Ce bilan plutôt positif est, en réalité, tiré par l'exécution satisfaisante du programme 117 et masque des disparités importantes au sein de la mission :

- l'écart constaté sur le programme 114 entre l'exécution en 2017 et la prévision en 2018 (+ 280 %) provenait de l'abondement plus important de l'action 04 « Développement international de l'économie française ». Toutefois, les sous-exécutions constatées sur les actions 02 « Soutien au domaine social, logement et santé » (- 34,71 %) et 04 (- 71,18 %) expliquent le moindre écart finalement constaté entre les années 2017 et 2018 et l'écart important entre la prévision et l'exécution en 2018 ;

- le programme 145 présente également une sous-exécution importante (- 32,66 %), à l'instar des années précédentes. En effet, les taux d'intérêts attractifs des PEL et des CEL n'incitent pas les particuliers à les clôturer, alors même que les conditions des prêts d'épargne-logement sont moins intéressantes que celles aujourd'hui offertes par le réseau bancaire. Si la direction du budget a toujours mis en avant un principe de prudence dans l'évaluation des crédits du programme, votre rapporteur spécial note avec satisfaction que la prévision en loi de finances pour 2019 est plus en ligne avec l'exécution constatée en 2018 ;

- le programme 344 était le seul programme avec un reliquat important de restes à payer. L'écart observé pour les AE en 2018 s'explique par le retrait de près de 250 millions d'euros en AE, pour tenir compte du montant réel des conventions signées entre le fonds de soutien et les collectivités ;

- sur le programme 336, votre rapporteur spécial regrette que, cette année encore, un décret ait dû être pris le 26 décembre 2018 pour ouvrir des crédits à hauteur de 100 millions d'euros pour la dotation en capital du MES . Comme le soulignent nos collègues MM. Thierry Carcenac et Claude Nougein, rapporteurs spéciaux de la mission « Gestion des finances publiques et des ressources humaines », le recours au programme « dépenses accidentelles et non prévisibles » de la mission « Crédits non répartis » est d'autant plus critiquable que cette dépense, sans être certaine, était très probable . Cela nuit donc à la sincérité de la budgétisation. Votre rapporteur spécial n'est pas convaincue par la justification du Gouvernement, qui explique l'absence de budgétisation initiale par l'absence d'engagement réciproque de l'Allemagne au moment de l'élaboration de la loi de finances initiale 155 ( * ) . Votre rapporteur spécial regrette ainsi que le Gouvernement ait encore une fois fait le choix de ne pas inscrire de crédits sur le programme 336 dans la loi de finances pour 2019.

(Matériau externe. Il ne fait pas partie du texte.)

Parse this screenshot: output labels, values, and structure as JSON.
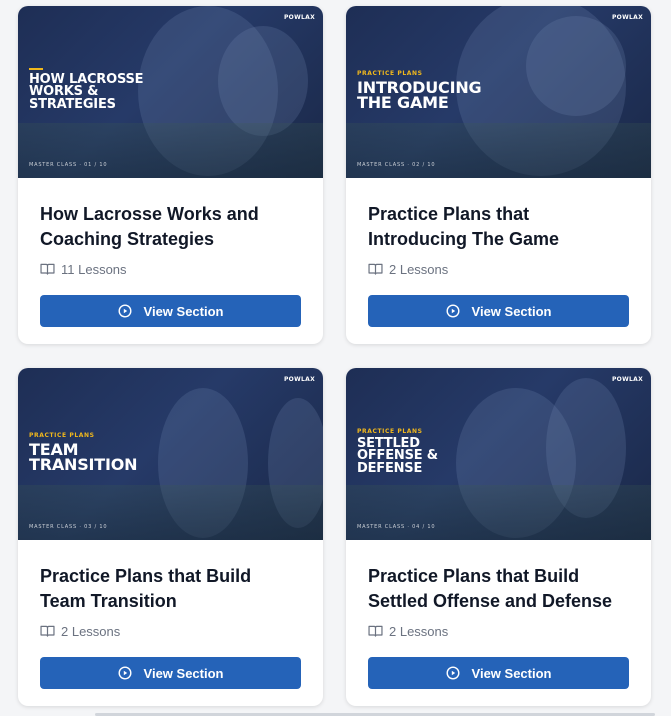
{
  "brand": "POWLAX",
  "cards": [
    {
      "thumb_kicker": "",
      "thumb_lines": [
        "How Lacrosse",
        "Works &",
        "Strategies"
      ],
      "thumb_footer": "MASTER CLASS · 01 / 10",
      "title": "How Lacrosse Works and Coaching Strategies",
      "lessons": "11 Lessons",
      "button": "View Section"
    },
    {
      "thumb_kicker": "PRACTICE PLANS",
      "thumb_lines": [
        "Introducing",
        "The Game"
      ],
      "thumb_footer": "MASTER CLASS · 02 / 10",
      "title": "Practice Plans that Introducing The Game",
      "lessons": "2 Lessons",
      "button": "View Section"
    },
    {
      "thumb_kicker": "PRACTICE PLANS",
      "thumb_lines": [
        "Team",
        "Transition"
      ],
      "thumb_footer": "MASTER CLASS · 03 / 10",
      "title": "Practice Plans that Build Team Transition",
      "lessons": "2 Lessons",
      "button": "View Section"
    },
    {
      "thumb_kicker": "PRACTICE PLANS",
      "thumb_lines": [
        "Settled",
        "Offense &",
        "Defense"
      ],
      "thumb_footer": "MASTER CLASS · 04 / 10",
      "title": "Practice Plans that Build Settled Offense and Defense",
      "lessons": "2 Lessons",
      "button": "View Section"
    }
  ],
  "icons": {
    "lessons": "book-open-icon",
    "button": "play-circle-icon"
  },
  "colors": {
    "accent": "#2563b8",
    "thumb_bg": "#1e2e55",
    "kicker": "#f1b81c"
  }
}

Ainsi, le plafond (hors dette) inscrit dans la loi n°2018-32 du 22 janvier 2018 de programmation des finances publiques pour les années 2018 à 2022 (LPFP 2018-2022) pour la mission « Engagements financiers de l'État » a tout juste été respecté en 2918 (578,01 millions d'euros en exécution, contre 580 millions d'euros en prévision).

Le programme 117 lui-même n'est pas exempt de tout reproche . Des crédits supplémentaires ont dû être ouverts, notamment par le biais de la loi de finances rectificative du 28 décembre 2017. Cette exécution, supérieure à la prévision initiale, s'explique par la majoration des charges des obligations indexées, du fait d'une inflation plus forte qu'anticipée . Cette charge supplémentaire n'a pas été totalement compensée par le niveau des taux.

Mouvements de crédits intervenus en gestion
au cours de l'exercice 2018

( CP, en millions d'euros )

Source : commission des finances du Sénat, d'après les documents budgétaires


* 153 Article 22 de la loi organique n° 2001-692 du 1 er août 2001 relative aux lois de finances : « les opérations budgétaires relatives à la dette et à la trésorerie de l'État, à l'exclusion de toute opération de gestion courante, sont retracées dans un compte de commerce déterminé ».

* 154 L'article 142 de la loi n°2017-1837 du 30 décembre 2017 de finances pour 2018 supprime en effet ce dispositif au 1 er janvier 2018. Toutefois, les versements de l'État correspondant aux remboursements partiels d'une année n étant effectués en année n+1, le programme 168 a été abondé en crédits en 2018.

* 155 Le ministre de l'Économie et des Finances s'est engagé à rétrocéder les intérêts négatifs perçus sur la fraction du capital du MES placée à la Banque de France à la condition que l'Allemagne s'engage à faire de même pour la fraction placée à la Bundesbank.